CHAPITRE 1- STRUCTURE ET ORGANISATION DE LA FILIERE
En Côte d'Ivoire, l'introduction de l'anacardier date de
l'indépendance. Elle s'est opérée en deux phases
essentielles: une phase de reboisement (1959- 1960) et une phase de production
fruitière (de 1960 à nos jours). La première phase
s'inscrivait dans la politique gouvernementale de lutte contre la
dégradation des sols du Nord et du Centre.

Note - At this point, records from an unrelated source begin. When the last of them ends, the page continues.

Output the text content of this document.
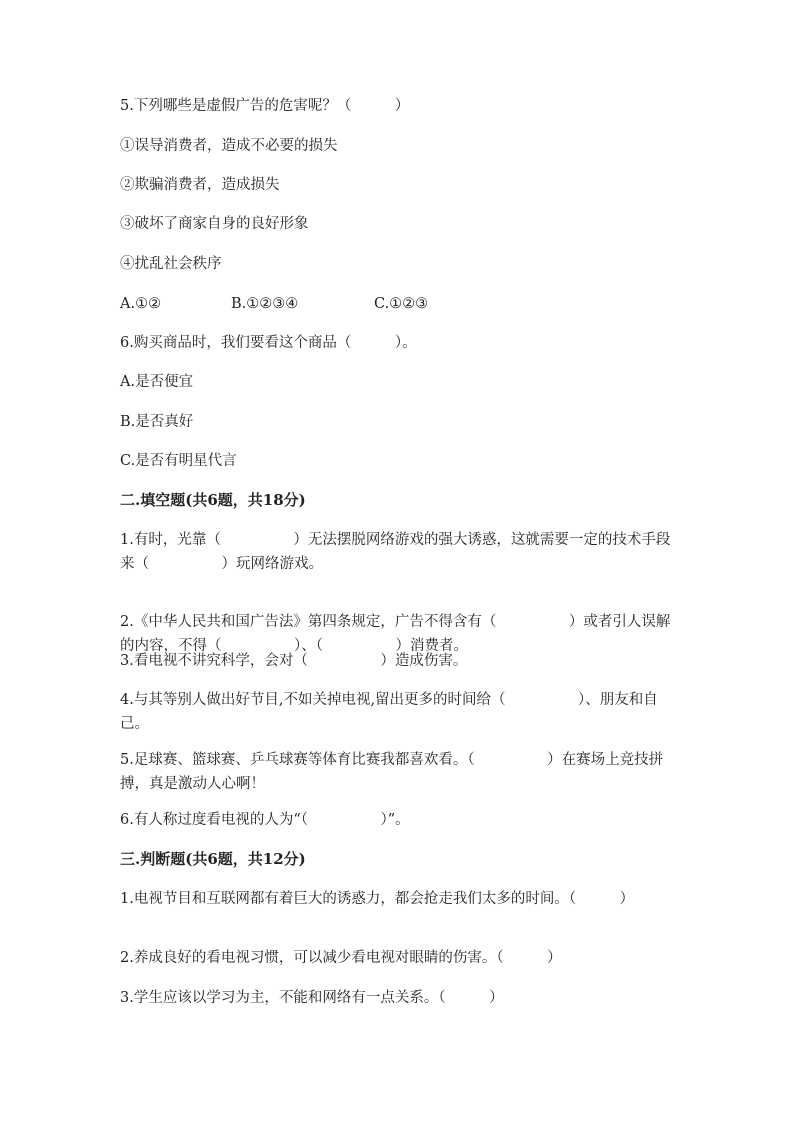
5.下列哪些是虚假广告的危害呢？（　　　）
①误导消费者，造成不必要的损失
②欺骗消费者，造成损失
③破坏了商家自身的良好形象
④扰乱社会秩序
A.①②	B.①②③④	C.①②③
6.购买商品时，我们要看这个商品（　　　）。
A.是否便宜
B.是否真好
C.是否有明星代言
二.填空题(共6题，共18分)
1.有时，光靠（　　　　　）无法摆脱网络游戏的强大诱惑，这就需要一定的技术手段来（　　　　　）玩网络游戏。
2.《中华人民共和国广告法》第四条规定，广告不得含有（　　　　　）或者引人误解的内容，不得（　　　　　）、（　　　　　）消费者。
3.看电视不讲究科学，会对（　　　　　）造成伤害。
4.与其等别人做出好节目,不如关掉电视,留出更多的时间给（　　　　　）、朋友和自己。
5.足球赛、篮球赛、乒乓球赛等体育比赛我都喜欢看。（　　　　　）在赛场上竞技拼搏，真是激动人心啊！
6.有人称过度看电视的人为“（　　　　　）”。
三.判断题(共6题，共12分)
1.电视节目和互联网都有着巨大的诱惑力，都会抢走我们太多的时间。（　　　）
2.养成良好的看电视习惯，可以减少看电视对眼睛的伤害。（　　　）
3.学生应该以学习为主，不能和网络有一点关系。（　　　）
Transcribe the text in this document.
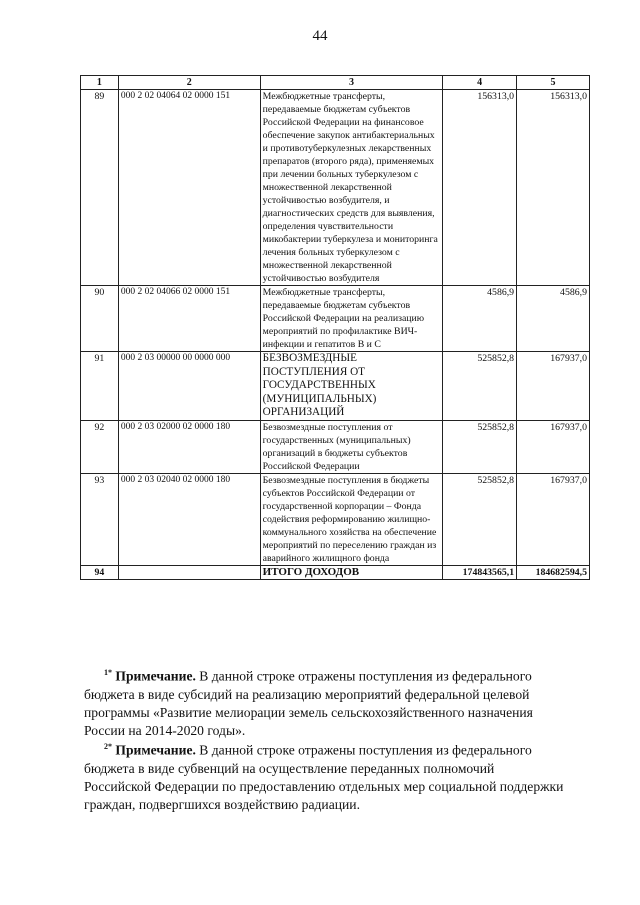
44
1	2	3	4	5
89	000 2 02 04064 02 0000 151	Межбюджетные трансферты, передаваемые бюджетам субъектов Российской Федерации на финансовое обеспечение закупок антибактериальных и противотуберкулезных лекарственных препаратов (второго ряда), применяемых при лечении больных туберкулезом с множественной лекарственной устойчивостью возбудителя, и диагностических средств для выявления, определения чувствительности микобактерии туберкулеза и мониторинга лечения больных туберкулезом с множественной лекарственной устойчивостью возбудителя	156313,0	156313,0
90	000 2 02 04066 02 0000 151	Межбюджетные трансферты, передаваемые бюджетам субъектов Российской Федерации на реализацию мероприятий по профилактике ВИЧ-инфекции и гепатитов В и С	4586,9	4586,9
91	000 2 03 00000 00 0000 000	БЕЗВОЗМЕЗДНЫЕ ПОСТУПЛЕНИЯ ОТ ГОСУДАРСТВЕННЫХ (МУНИЦИПАЛЬНЫХ) ОРГАНИЗАЦИЙ	525852,8	167937,0
92	000 2 03 02000 02 0000 180	Безвозмездные поступления от государственных (муниципальных) организаций в бюджеты субъектов Российской Федерации	525852,8	167937,0
93	000 2 03 02040 02 0000 180	Безвозмездные поступления в бюджеты субъектов Российской Федерации от государственной корпорации – Фонда содействия реформированию жилищно-коммунального хозяйства на обеспечение мероприятий по переселению граждан из аварийного жилищного фонда	525852,8	167937,0
94		ИТОГО ДОХОДОВ	174843565,1	184682594,5
$^{1*}$ Примечание. В данной строке отражены поступления из федерального бюджета в виде субсидий на реализацию мероприятий федеральной целевой программы «Развитие мелиорации земель сельскохозяйственного назначения России на 2014-2020 годы».
$^{2*}$ Примечание. В данной строке отражены поступления из федерального бюджета в виде субвенций на осуществление переданных полномочий Российской Федерации по предоставлению отдельных мер социальной поддержки граждан, подвергшихся воздействию радиации.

Selon la SEDES, la SODEFOR et
la SATMACI avaient aménagé respectivement 1401 et 820 hectares de
forêts classées. « Pendant cette période de
reforestation, la part commercialisée de noix de cajou a
été marginalisée: elle n'était que de 300 tonnes de
1959 à 1970» (MINAGRI, 1999).
1.1- Origine- Culture
L'anacardier (Anacardium occidentale, Anacardiacées)
est un arbre originaire des régions tropicales, résistant aux
fortes chaleurs mais très sensible aux basses températures. C'est
un arbre d'une dizaine de mètres de hauteur originaire du Brésil.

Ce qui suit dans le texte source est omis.